Le rapport Durham qui n’a rien trouvé de criminel
Plus accablant encore pour cette nouvelle enquête: le rapport du procureur spécial John Durham, nommé par le ministre de la Justice de Trump, William Barr, précisément pour enquêter sur les origines de l’investigation Crossfire Hurricane. Durham était censé être l’arme ultime de Trump contre le « Deep State » — un procureur conservateur respecté, mandaté pour exposer la corruption présumée au sein du FBI et de la communauté du renseignement. Il a passé presque quatre ans à enquêter, avec un budget substantiel et des pouvoirs étendus. Et qu’a-t-il trouvé? Pratiquement rien. Son rapport, publié en mai 2023, critique certes certains aspects de l’ouverture et de la conduite de l’enquête Crossfire Hurricane, suggérant que le FBI aurait pu faire preuve de plus de prudence avant de lancer une investigation complète.
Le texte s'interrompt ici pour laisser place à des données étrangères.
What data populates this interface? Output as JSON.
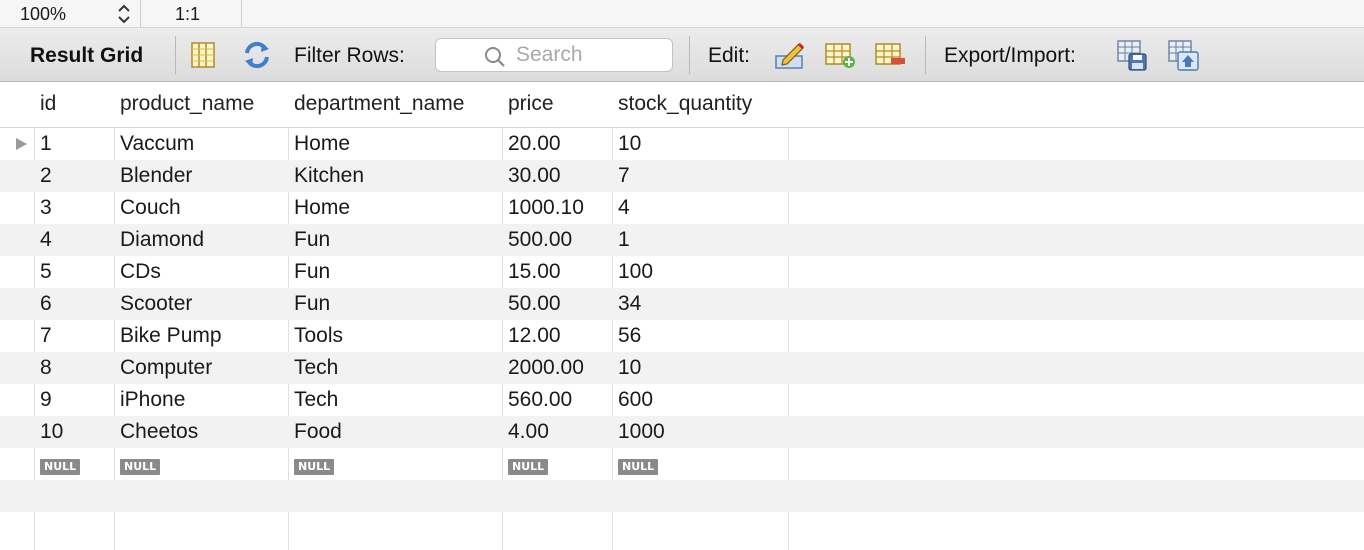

Mais Durham n’a poursuivi que trois personnes, et deux ont été acquittées par des jurys. La troisième — un avocat du FBI — a plaidé coupable d’avoir falsifié un document, une infraction mineure sans lien avec une quelconque conspiration pour « piéger » Trump. Durham n’a trouvé aucune preuve que l’évaluation du renseignement de 2017 était frauduleuse, aucune preuve d’un complot coordonné pour inventer des preuves, aucune preuve justifiant des poursuites contre Brennan, Clapper, ou d’autres hauts responsables. Si Durham — avec toutes ses ressources et sa prédisposition à trouver des fautes — n’a rien trouvé de criminel, sur quelle base cette nouvelle enquête peut-elle espérer aboutir?
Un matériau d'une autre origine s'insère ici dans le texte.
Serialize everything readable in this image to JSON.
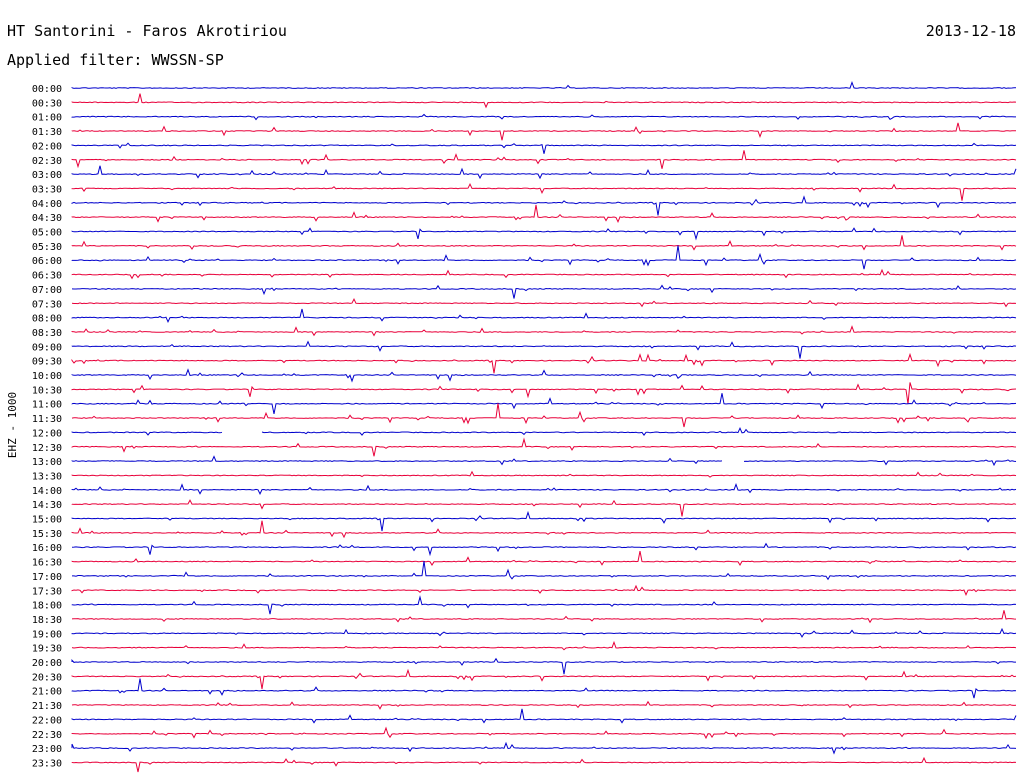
{
  "header": {
    "station": "HT Santorini - Faros Akrotiriou",
    "date": "2013-12-18",
    "filter": "Applied filter: WWSSN-SP"
  },
  "channel_label": "EHZ - 1000",
  "colors": {
    "blue": "#0000cc",
    "red": "#e8003a",
    "text": "#000000"
  },
  "chart_data": {
    "type": "line",
    "title": "HT Santorini - Faros Akrotiriou",
    "ylabel": "EHZ - 1000",
    "rows": [
      "00:00",
      "00:30",
      "01:00",
      "01:30",
      "02:00",
      "02:30",
      "03:00",
      "03:30",
      "04:00",
      "04:30",
      "05:00",
      "05:30",
      "06:00",
      "06:30",
      "07:00",
      "07:30",
      "08:00",
      "08:30",
      "09:00",
      "09:30",
      "10:00",
      "10:30",
      "11:00",
      "11:30",
      "12:00",
      "12:30",
      "13:00",
      "13:30",
      "14:00",
      "14:30",
      "15:00",
      "15:30",
      "16:00",
      "16:30",
      "17:00",
      "17:30",
      "18:00",
      "18:30",
      "19:00",
      "19:30",
      "20:00",
      "20:30",
      "21:00",
      "21:30",
      "22:00",
      "22:30",
      "23:00",
      "23:30"
    ],
    "series_colors": [
      "blue",
      "red"
    ],
    "activity": [
      0.15,
      0.3,
      0.35,
      0.8,
      0.4,
      0.85,
      0.75,
      0.75,
      0.75,
      0.7,
      0.8,
      0.75,
      0.85,
      0.6,
      0.65,
      0.6,
      0.8,
      0.6,
      0.8,
      0.95,
      0.85,
      0.95,
      0.95,
      0.85,
      0.55,
      0.6,
      0.7,
      0.65,
      0.75,
      0.6,
      0.55,
      0.6,
      0.55,
      0.65,
      0.5,
      0.55,
      0.55,
      0.5,
      0.55,
      0.55,
      0.6,
      0.65,
      0.55,
      0.5,
      0.6,
      0.75,
      0.7,
      0.65
    ],
    "gaps": [
      {
        "row": "12:00",
        "start": 0.16,
        "end": 0.2
      },
      {
        "row": "13:00",
        "start": 0.69,
        "end": 0.71
      }
    ],
    "grid": false
  }
}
L’inspecteur général qui a documenté des erreurs mais pas de complot
Le troisième rapport pertinent est celui de l’inspecteur général du ministère de la Justice, Michael Horowitz, publié en décembre 2019. Horowitz a examiné spécifiquement la manière dont le FBI avait obtenu des mandats de surveillance sous le Foreign Intelligence Surveillance Act pour surveiller Carter Page, un conseiller de la campagne Trump. Son rapport a identifié 17 erreurs ou omissions dans les demandes de mandat, dont certaines étaient significatives et inacceptables. Le FBI a reconnu ces fautes et promis des réformes. Mais — et c’est crucial — Horowitz n’a trouvé aucune preuve que ces erreurs étaient motivées par un biais politique ou faisaient partie d’un complot pour piéger Trump. Il a conclu que l’ouverture de l’enquête Crossfire Hurricane elle-même était justifiée par les informations dont disposait le FBI à l’époque. Encore une fois, nous avons un examen indépendant et approfondi qui identifie des problèmes procéduraux mais ne trouve aucun complot criminel du type allégué par Trump et ses alliés. Trois enquêtes — Mueller, Durham, Horowitz — menées sur plusieurs années, par des investigateurs avec des perspectives différentes, et aucune ne soutient la théorie d’une fabrication délibérée de preuves pour détruire Trump. Pourtant, nous voilà repartis pour un quatrième tour, cette fois mené par des loyalistes de Trump décidés à obtenir un résultat différent.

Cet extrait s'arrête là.